Zieman A G, Coulombe P A
Department of Cell and Developmental Biology, University of Michigan Medical School, 3071 Biomedical Sciences Research Building, 109 Zina Pitcher Place, Ann Arbor, MI, 48109, U.S.A.
Department of Dermatology, University of Michigan Medical School, 3071 Biomedical Sciences Research Building, 109 Zina Pitcher Place, Ann Arbor, MI, 48109, U.S.A.
Br J Dermatol. 2020 Mar;182(3):564-573. doi: 10.1111/bjd.18033. Epub 2019 Jul 24.
Pachyonychia congenita (PC), a rare genodermatosis, primarily affects ectoderm-derived epithelial appendages and typically includes oral leukokeratosis, nail dystrophy and very painful palmoplantar keratoderma (PPK). PC dramatically impacts quality of life although it does not affect lifespan. PC can arise from mutations in any of the wound-repair-associated keratin genes KRT6A, KRT6B, KRT6C, KRT16 or KRT17. There is no cure for this condition, and current treatment options for PC symptoms are limited and palliative in nature.
This review focuses on recent progress made towards understanding the pathophysiology of PPK lesions, the most prevalent and debilitating of all PC symptoms.
We reviewed the relevant literature with a particular focus on the Krt16 null mouse, which spontaneously develops footpad lesions that mimic several aspects of PC-associated PPK.

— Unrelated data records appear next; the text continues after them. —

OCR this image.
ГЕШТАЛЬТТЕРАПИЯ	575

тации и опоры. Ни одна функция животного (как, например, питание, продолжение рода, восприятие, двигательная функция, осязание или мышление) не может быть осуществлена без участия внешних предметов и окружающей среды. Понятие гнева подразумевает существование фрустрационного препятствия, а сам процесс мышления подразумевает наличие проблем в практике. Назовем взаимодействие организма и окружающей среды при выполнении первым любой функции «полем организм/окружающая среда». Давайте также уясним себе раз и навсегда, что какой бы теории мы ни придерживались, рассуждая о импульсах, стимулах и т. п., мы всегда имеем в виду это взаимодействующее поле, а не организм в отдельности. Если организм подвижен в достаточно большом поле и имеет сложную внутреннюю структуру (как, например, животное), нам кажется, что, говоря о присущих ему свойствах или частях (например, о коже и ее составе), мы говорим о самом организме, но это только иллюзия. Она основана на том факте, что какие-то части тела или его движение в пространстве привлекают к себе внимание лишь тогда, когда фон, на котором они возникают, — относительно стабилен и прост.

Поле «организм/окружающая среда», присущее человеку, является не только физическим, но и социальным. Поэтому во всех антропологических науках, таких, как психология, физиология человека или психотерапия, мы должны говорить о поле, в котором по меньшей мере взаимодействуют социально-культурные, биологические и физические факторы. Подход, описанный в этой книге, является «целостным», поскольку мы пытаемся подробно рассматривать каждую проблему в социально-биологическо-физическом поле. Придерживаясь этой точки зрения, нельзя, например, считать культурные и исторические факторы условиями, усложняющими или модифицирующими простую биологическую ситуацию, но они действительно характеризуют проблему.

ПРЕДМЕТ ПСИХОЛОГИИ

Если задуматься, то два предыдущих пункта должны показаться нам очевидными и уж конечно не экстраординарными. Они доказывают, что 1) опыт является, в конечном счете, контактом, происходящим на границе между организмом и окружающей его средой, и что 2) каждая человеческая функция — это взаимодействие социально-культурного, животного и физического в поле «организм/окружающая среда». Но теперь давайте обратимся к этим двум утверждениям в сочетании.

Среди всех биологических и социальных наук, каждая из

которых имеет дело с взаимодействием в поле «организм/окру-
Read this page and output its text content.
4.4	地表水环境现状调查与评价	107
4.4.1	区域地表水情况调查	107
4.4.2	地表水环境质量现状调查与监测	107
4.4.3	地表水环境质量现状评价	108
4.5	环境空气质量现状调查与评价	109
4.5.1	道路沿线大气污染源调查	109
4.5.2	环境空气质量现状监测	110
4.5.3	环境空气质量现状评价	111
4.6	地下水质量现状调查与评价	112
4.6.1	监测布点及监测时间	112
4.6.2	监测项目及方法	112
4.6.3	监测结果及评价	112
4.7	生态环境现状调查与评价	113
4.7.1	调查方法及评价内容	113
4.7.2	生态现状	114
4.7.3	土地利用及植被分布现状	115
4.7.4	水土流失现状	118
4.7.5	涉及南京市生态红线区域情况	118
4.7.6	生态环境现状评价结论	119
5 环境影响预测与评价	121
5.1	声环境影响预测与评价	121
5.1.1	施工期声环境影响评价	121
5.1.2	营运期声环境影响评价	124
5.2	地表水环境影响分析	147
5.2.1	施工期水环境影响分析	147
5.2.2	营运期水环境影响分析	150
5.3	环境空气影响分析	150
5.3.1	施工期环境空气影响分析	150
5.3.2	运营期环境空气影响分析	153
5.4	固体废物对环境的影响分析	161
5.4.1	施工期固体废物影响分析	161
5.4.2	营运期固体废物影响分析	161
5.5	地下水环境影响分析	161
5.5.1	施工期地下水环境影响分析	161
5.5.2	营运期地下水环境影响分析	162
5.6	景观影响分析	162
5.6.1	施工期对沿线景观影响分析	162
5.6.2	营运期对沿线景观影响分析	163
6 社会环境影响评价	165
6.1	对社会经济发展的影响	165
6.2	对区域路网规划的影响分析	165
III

There are three main stages of progression of PPK-like lesions in Krt16 null mice. Ahead of lesion onset, keratinocytes in the palmoplantar (footpad) skin exhibit specific defects in terminal differentiation, including loss of Krt9 expression. At the time of PPK onset, there is elevated oxidative stress and hypoactive Keap1-Nrf2 signalling. During active PPK, there is a profound defect in the ability of the epidermis to maintain or return to normal homeostasis.
The progress made suggests new avenues to explore for the treatment of PC-based PPK and deepens our understanding of the mechanisms controlling skin tissue homeostasis. What's already known about this topic? Pachyonychia congenita (PC) is a rare genodermatosis caused by mutations in KRT6A, KRT6B, KRT6C, KRT16 and KRT17, which are normally expressed in skin appendages and induced following injury. Individuals with PC present with multiple clinical symptoms that usually include thickened and dystrophic nails, palmoplantar keratoderma (PPK), glandular cysts and oral leukokeratosis. The study of PC pathophysiology is made challenging because of its low incidence and high complexity. There is no cure or effective treatment for PC. What does this study add? This text reviews recent progress made when studying the pathophysiology of PPK associated with PC. This recent progress points to new possibilities for devising effective therapeutics that may complement current palliative strategies.
先天性厚甲症(PC)是一种罕见的遗传性皮肤病,主要影响外胚层来源的上皮附属器,通常包括口腔黏膜白斑、甲营养不良和非常疼痛的掌跖角化病(PPK)。尽管PC不影响寿命,但它会严重影响生活质量。PC可能由伤口修复相关角蛋白基因KRT6A、KRT6B、KRT6C、KRT16或KRT17中的任何一个发生突变引起。这种疾病无法治愈,目前针对PC症状的治疗选择有限且本质上是姑息性的。
本综述聚焦于在理解PPK皮损病理生理学方面取得的最新进展,PPK是所有PC症状中最常见且使人衰弱的症状。
我们回顾了相关文献,特别关注Krt16基因敲除小鼠,该小鼠会自发出现模仿PC相关PPK若干方面的足垫皮损。
Krt16基因敲除小鼠中PPK样皮损有三个主要进展阶段。在皮损出现之前,掌跖(足垫)皮肤中的角质形成细胞在终末分化方面表现出特定缺陷,包括Krt9表达缺失。在PPK开始时,氧化应激升高且Keap1-Nrf2信号传导活性降低。在活跃的PPK阶段,表皮维持或恢复正常稳态的能力存在严重缺陷。
所取得的进展为探索基于PC的PPK治疗开辟了新途径,并加深了我们对控制皮肤组织稳态机制的理解。关于该主题已知的信息有哪些?先天性厚甲症(PC)是一种由KRT6A、KRT6B、KRT6C、KRT16和KRT17突变引起的罕见遗传性皮肤病,这些基因通常在皮肤附属器中表达并在损伤后被诱导表达。PC患者有多种临床症状,通常包括指甲增厚和营养不良、掌跖角化病(PPK)、腺囊肿和口腔黏膜白斑。由于PC发病率低且高度复杂,其病理生理学研究具有挑战性。目前尚无治愈或有效治疗PC的方法。本研究增加了什么内容?本文回顾了在研究与PC相关的PPK病理生理学方面取得的最新进展。这一最新进展为设计可能补充当前姑息治疗策略的有效疗法指明了新的可能性。